Ah, the siren song of John Denver. Who among us can resist it? Certainly, not the crew of the Covenant, a vessel powered by a golden sail cruising through space with 2,000 “colonists” in hyper sleep and years to go until they reach their destination.
But when a shock wave from a solar flare jostles the crew awake, they soon begin hearing a faint transmission of “Take Me Home, Country Roads” emanating from a curiously Earth-like planet. Such sonic waves would be expected if this was “Guardians of the Galaxy,” but this is the “Alien” universe — no place for sunny ’70s singer-songwriters. When the antsy crew deviates from their carefully planned mission to seek the transmission’s source, we know it’s only a matter of time until cosmic crustaceans begin bursting forth from bodies. Take me home? You betcha.

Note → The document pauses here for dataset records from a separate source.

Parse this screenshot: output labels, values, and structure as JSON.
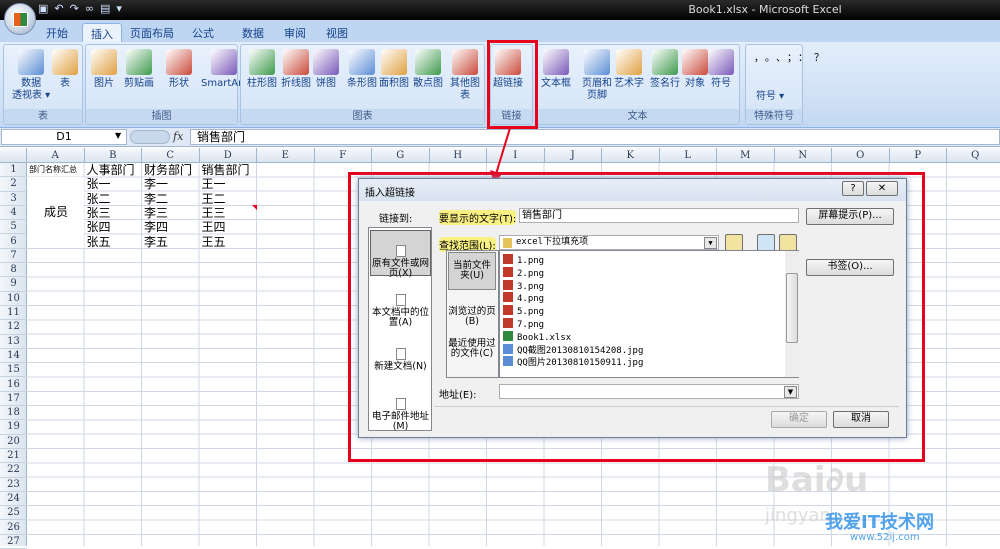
{
  "window": {
    "title": "Book1.xlsx - Microsoft Excel"
  },
  "qat": {
    "icons": [
      "save-icon",
      "undo-icon",
      "redo-icon",
      "hyperlink-icon",
      "form-icon"
    ]
  },
  "tabs": [
    {
      "label": "开始"
    },
    {
      "label": "插入"
    },
    {
      "label": "页面布局"
    },
    {
      "label": "公式"
    },
    {
      "label": "数据"
    },
    {
      "label": "审阅"
    },
    {
      "label": "视图"
    }
  ],
  "ribbon": {
    "groups": [
      {
        "label": "表",
        "buttons": [
          {
            "label": "数据",
            "label2": "透视表 ▾",
            "icon": "pivot-table-icon"
          },
          {
            "label": "表",
            "icon": "table-icon"
          }
        ]
      },
      {
        "label": "插图",
        "buttons": [
          {
            "label": "图片",
            "icon": "picture-icon"
          },
          {
            "label": "剪贴画",
            "icon": "clipart-icon"
          },
          {
            "label": "形状",
            "icon": "shapes-icon"
          },
          {
            "label": "SmartArt",
            "icon": "smartart-icon"
          }
        ]
      },
      {
        "label": "图表",
        "buttons": [
          {
            "label": "柱形图",
            "icon": "column-chart-icon"
          },
          {
            "label": "折线图",
            "icon": "line-chart-icon"
          },
          {
            "label": "饼图",
            "icon": "pie-chart-icon"
          },
          {
            "label": "条形图",
            "icon": "bar-chart-icon"
          },
          {
            "label": "面积图",
            "icon": "area-chart-icon"
          },
          {
            "label": "散点图",
            "icon": "scatter-chart-icon"
          },
          {
            "label": "其他图表",
            "icon": "other-charts-icon"
          }
        ]
      },
      {
        "label": "链接",
        "buttons": [
          {
            "label": "超链接",
            "icon": "hyperlink-globe-icon"
          }
        ]
      },
      {
        "label": "文本",
        "buttons": [
          {
            "label": "文本框",
            "icon": "textbox-icon"
          },
          {
            "label": "页眉和",
            "label2": "页脚",
            "icon": "header-footer-icon"
          },
          {
            "label": "艺术字",
            "icon": "wordart-icon"
          },
          {
            "label": "签名行",
            "icon": "signature-icon"
          },
          {
            "label": "对象",
            "icon": "object-icon"
          },
          {
            "label": "符号",
            "icon": "omega-icon"
          }
        ]
      },
      {
        "label": "特殊符号",
        "symbols": "，。、；：？",
        "button": "符号 ▾"
      }
    ]
  },
  "formula_bar": {
    "name_box": "D1",
    "fx": "fx",
    "content": "销售部门"
  },
  "sheet": {
    "columns": [
      "A",
      "B",
      "C",
      "D",
      "E",
      "F",
      "G",
      "H",
      "I",
      "J",
      "K",
      "L",
      "M",
      "N",
      "O",
      "P",
      "Q"
    ],
    "rows": [
      "1",
      "2",
      "3",
      "4",
      "5",
      "6",
      "7",
      "8",
      "9",
      "10",
      "11",
      "12",
      "13",
      "14",
      "15",
      "16",
      "17",
      "18",
      "19",
      "20",
      "21",
      "22",
      "23",
      "24",
      "25",
      "26",
      "27"
    ],
    "cells": {
      "A1": "部门名称汇总",
      "B1": "人事部门",
      "C1": "财务部门",
      "D1": "销售部门",
      "A2_6": "成员",
      "B2": "张一",
      "B3": "张二",
      "B4": "张三",
      "B5": "张四",
      "B6": "张五",
      "C2": "李一",
      "C3": "李二",
      "C4": "李三",
      "C5": "李四",
      "C6": "李五",
      "D2": "王一",
      "D3": "王二",
      "D4": "王三",
      "D5": "王四",
      "D6": "王五"
    }
  },
  "dialog": {
    "title": "插入超链接",
    "help": "?",
    "close": "✕",
    "link_to_label": "链接到:",
    "link_to": [
      {
        "label": "原有文件或网页(X)"
      },
      {
        "label": "本文档中的位置(A)"
      },
      {
        "label": "新建文档(N)"
      },
      {
        "label": "电子邮件地址(M)"
      }
    ],
    "display_text_label": "要显示的文字(T):",
    "display_text": "销售部门",
    "screen_tip": "屏幕提示(P)...",
    "look_in_label": "查找范围(L):",
    "look_in": "excel下拉填充项",
    "nav": [
      {
        "label": "当前文件夹(U)"
      },
      {
        "label": "浏览过的页(B)"
      },
      {
        "label": "最近使用过的文件(C)"
      }
    ],
    "files": [
      {
        "name": "1.png",
        "type": "png"
      },
      {
        "name": "2.png",
        "type": "png"
      },
      {
        "name": "3.png",
        "type": "png"
      },
      {
        "name": "4.png",
        "type": "png"
      },
      {
        "name": "5.png",
        "type": "png"
      },
      {
        "name": "7.png",
        "type": "png"
      },
      {
        "name": "Book1.xlsx",
        "type": "xlsx"
      },
      {
        "name": "QQ截图20130810154208.jpg",
        "type": "jpg"
      },
      {
        "name": "QQ图片20130810150911.jpg",
        "type": "jpg"
      }
    ],
    "bookmark": "书签(O)...",
    "address_label": "地址(E):",
    "address": "",
    "ok": "确定",
    "cancel": "取消"
  },
  "watermark": {
    "baidu": "Baidu经验",
    "site": "jingyan.baidu.com",
    "brand": "我爱IT技术网",
    "url": "www.52ij.com"
  },
  "colors": {
    "highlight": "#e8001c",
    "ribbon": "#cfe0f5",
    "tab_bar": "#bfd6f2"
  }
}
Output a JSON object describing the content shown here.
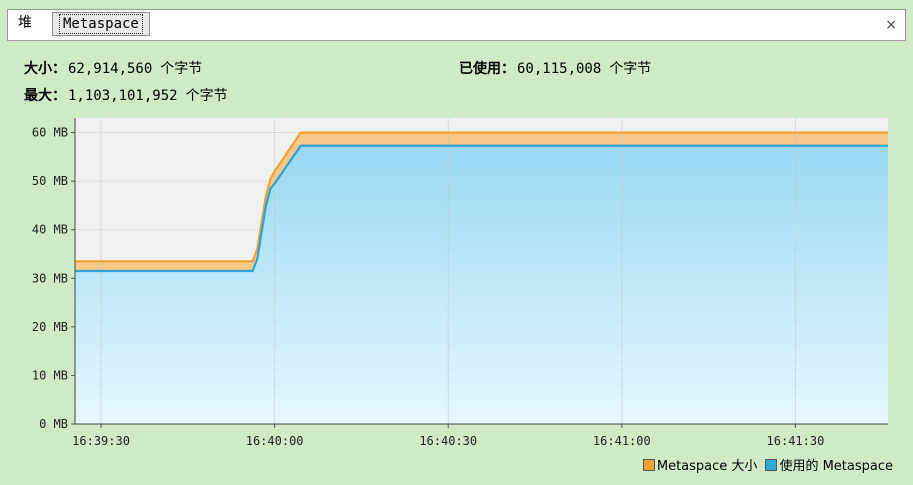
{
  "tabs": [
    {
      "label": "堆",
      "active": false
    },
    {
      "label": "Metaspace",
      "active": true
    }
  ],
  "close_label": "×",
  "stats": {
    "size": {
      "label": "大小：",
      "value": "62,914,560",
      "unit": "个字节"
    },
    "max": {
      "label": "最大：",
      "value": "1,103,101,952",
      "unit": "个字节"
    },
    "used": {
      "label": "已使用：",
      "value": "60,115,008",
      "unit": "个字节"
    }
  },
  "legend": [
    {
      "label": "Metaspace 大小",
      "color": "#f0a030"
    },
    {
      "label": "使用的 Metaspace",
      "color": "#30a8d8"
    }
  ],
  "colors": {
    "size_line": "#f0a030",
    "size_fill": "#f6c98a",
    "used_line": "#2ea3d6",
    "used_fill_top": "#9ad9f3",
    "used_fill_bottom": "#e6f7fd",
    "plot_bg": "#f0f0f0"
  },
  "chart_data": {
    "type": "area",
    "x_ticks": [
      "16:39:30",
      "16:40:00",
      "16:40:30",
      "16:41:00",
      "16:41:30"
    ],
    "x_tick_seconds": [
      30,
      60,
      90,
      120,
      150
    ],
    "xlim_seconds": [
      25.5,
      166
    ],
    "y_ticks": [
      "0 MB",
      "10 MB",
      "20 MB",
      "30 MB",
      "40 MB",
      "50 MB",
      "60 MB"
    ],
    "ylim": [
      0,
      63
    ],
    "y_unit": "MB",
    "grid": true,
    "legend_position": "bottom-right",
    "series": [
      {
        "name": "Metaspace 大小",
        "x_seconds": [
          25.5,
          56.2,
          57.0,
          58.5,
          59.3,
          60.0,
          64.5,
          166
        ],
        "values": [
          33.5,
          33.5,
          36.0,
          47.0,
          50.5,
          52.0,
          60.0,
          60.0
        ]
      },
      {
        "name": "使用的 Metaspace",
        "x_seconds": [
          25.5,
          56.2,
          57.0,
          58.5,
          59.3,
          60.0,
          64.5,
          166
        ],
        "values": [
          31.5,
          31.5,
          34.0,
          45.0,
          48.5,
          49.5,
          57.3,
          57.3
        ]
      }
    ]
  }
}
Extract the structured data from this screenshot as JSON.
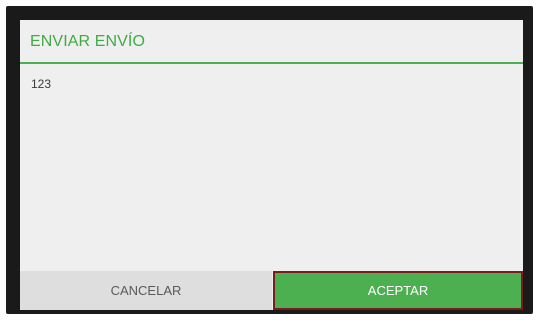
{
  "dialog": {
    "title": "ENVIAR ENVÍO",
    "message": "123",
    "cancel_label": "CANCELAR",
    "accept_label": "ACEPTAR"
  },
  "colors": {
    "accent": "#4cb050",
    "title_text": "#3eac43",
    "focus_border": "#7a1c1c",
    "cancel_bg": "#dedede",
    "dialog_bg": "#efefef",
    "frame_bg": "#1a1a1a"
  }
}
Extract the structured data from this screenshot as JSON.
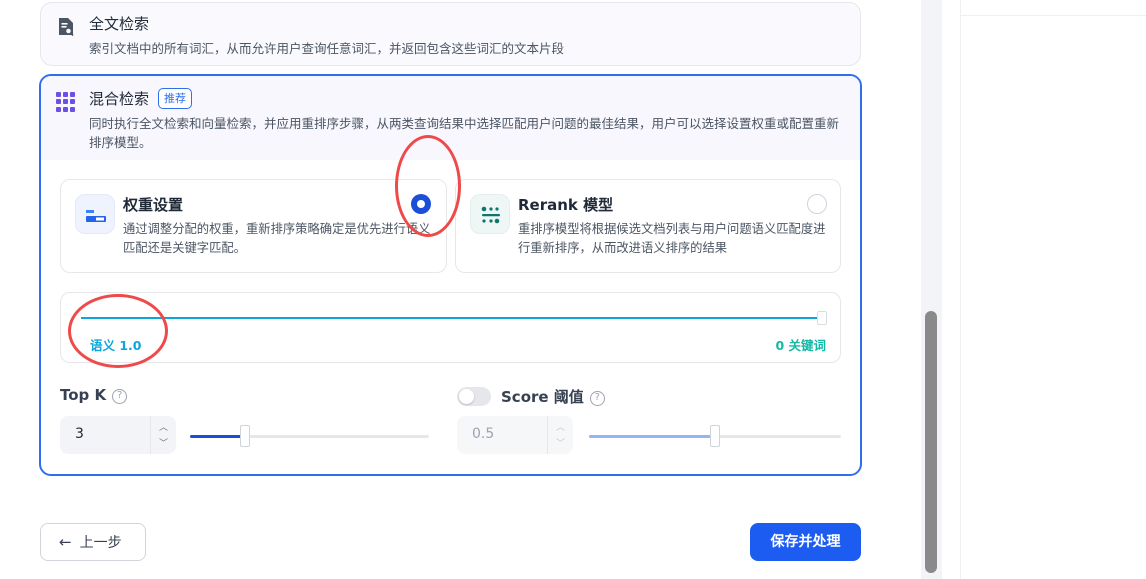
{
  "fulltext": {
    "title": "全文检索",
    "description": "索引文档中的所有词汇，从而允许用户查询任意词汇，并返回包含这些词汇的文本片段",
    "icon": "document-search-icon"
  },
  "hybrid": {
    "title": "混合检索",
    "badge": "推荐",
    "description": "同时执行全文检索和向量检索，并应用重排序步骤，从两类查询结果中选择匹配用户问题的最佳结果，用户可以选择设置权重或配置重新排序模型。",
    "icon": "grid-dots-icon"
  },
  "options": {
    "weight": {
      "title": "权重设置",
      "description": "通过调整分配的权重，重新排序策略确定是优先进行语义匹配还是关键字匹配。",
      "selected": true,
      "icon": "weight-icon"
    },
    "rerank": {
      "title": "Rerank 模型",
      "description": "重排序模型将根据候选文档列表与用户问题语义匹配度进行重新排序，从而改进语义排序的结果",
      "selected": false,
      "icon": "rerank-icon"
    }
  },
  "weight_slider": {
    "left_label": "语义 1.0",
    "right_label": "0 关键词",
    "semantic_weight": 1.0
  },
  "top_k": {
    "label": "Top K",
    "value": "3",
    "slider_fraction": 0.23
  },
  "score": {
    "label": "Score 阈值",
    "value": "0.5",
    "enabled": false,
    "slider_fraction": 0.5
  },
  "buttons": {
    "back": "上一步",
    "save": "保存并处理"
  },
  "colors": {
    "accent": "#1d5cf0",
    "annotation": "#ef4a4a"
  }
}
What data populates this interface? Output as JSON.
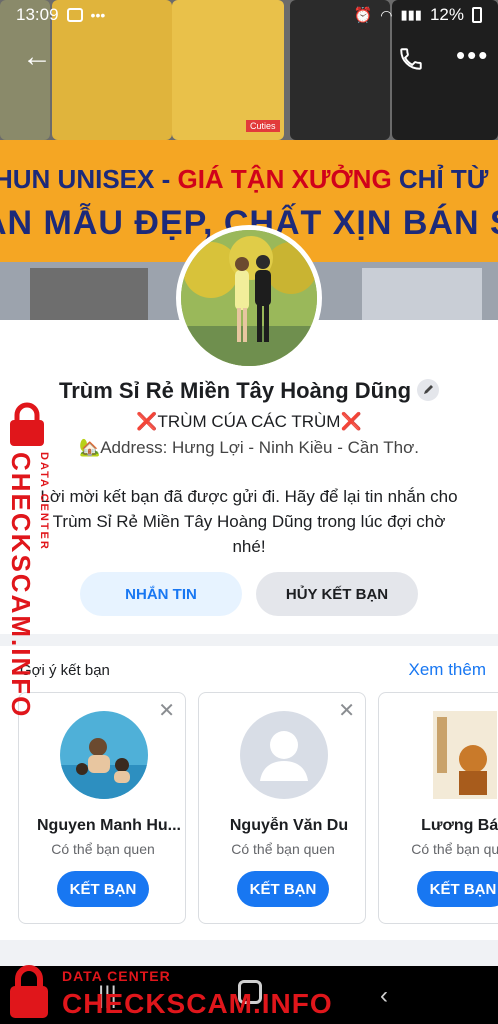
{
  "status_bar": {
    "time": "13:09",
    "battery": "12%"
  },
  "cover": {
    "banner_line1_a": "HUN UNISEX - ",
    "banner_line1_b": "GIÁ TẬN XƯỞNG",
    "banner_line1_c": " CHỈ TỪ",
    "banner_line2": "AN MẪU ĐẸP, CHẤT XỊN BÁN SỈ",
    "tag": "Cuties"
  },
  "profile": {
    "name": "Trùm Sỉ Rẻ Miền Tây Hoàng Dũng",
    "subtitle_mark": "❌",
    "subtitle": "TRÙM CÚA CÁC TRÙM",
    "address_icon": "🏡",
    "address": "Address: Hưng Lợi - Ninh Kiều - Cần Thơ.",
    "notice": "Lời mời kết bạn đã được gửi đi. Hãy để lại tin nhắn cho Trùm Sỉ Rẻ Miền Tây Hoàng Dũng trong lúc đợi chờ nhé!",
    "message_button": "NHẮN TIN",
    "cancel_button": "HỦY KẾT BẠN"
  },
  "suggestions": {
    "title": "Gợi ý kết bạn",
    "see_more": "Xem thêm",
    "cards": [
      {
        "name": "Nguyen Manh Hu...",
        "sub": "Có thể bạn quen",
        "button": "KẾT BẠN"
      },
      {
        "name": "Nguyễn Văn Du",
        "sub": "Có thể bạn quen",
        "button": "KẾT BẠN"
      },
      {
        "name": "Lương Bá Li",
        "sub": "Có thể bạn quen",
        "button": "KẾT BẠN"
      }
    ]
  },
  "watermark": {
    "small": "DATA CENTER",
    "main": "CHECKSCAM.INFO"
  },
  "colors": {
    "accent": "#1877f2",
    "watermark": "#e0161b",
    "banner": "#f5a623"
  }
}
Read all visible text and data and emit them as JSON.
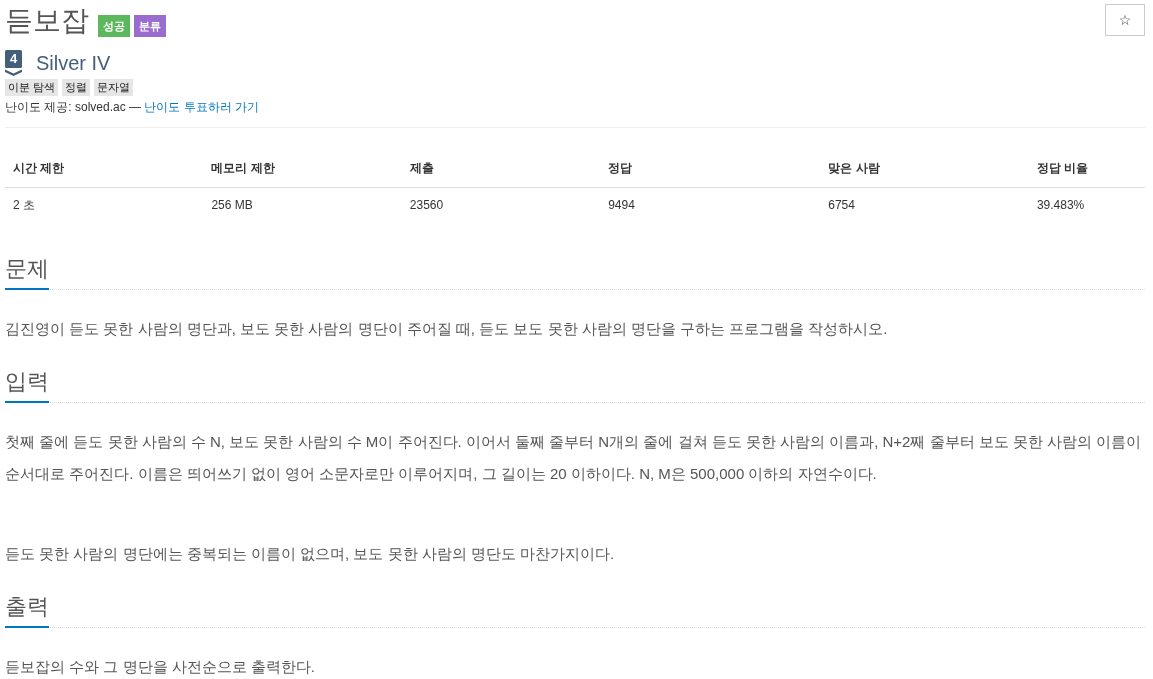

“Alien: Covenant” is, itself, a homecoming of sorts for a well-traveled franchise. Since Ridley Scott’s 1979 original — still the ultimate deep-space horror — “Alien” has passed through numerous directors (James Cameron, David Fincher, Jean-Pierre Jeunet) and a prequel reboot, Scott’s “Prometheus.” That film, more bloodless and brainy, sought to answer questions of origin with some pretty audacious backstory and — there’s just no easy way to say this — eyebrow-less colossuses who created the universe.
In Scott’s “Alien: Covenant,” taking place 10 years after “Prometheus,” the so-called Engineers are, thankfully, nowhere to be seen. Back instead are everyone’s favorite extraterrestrials, those acid-dripping drama queens so fond of making a big entrance. Like some of the alien offspring, “Covenant” is a hybrid: part gory “Alien”-style scare-fest, part chilly “Prometheus” existentialism. It’s a tall order of thrills and theology that the ever gung-ho Scott, working from a script by John Logan and Dante Harper, comes close to pulling off.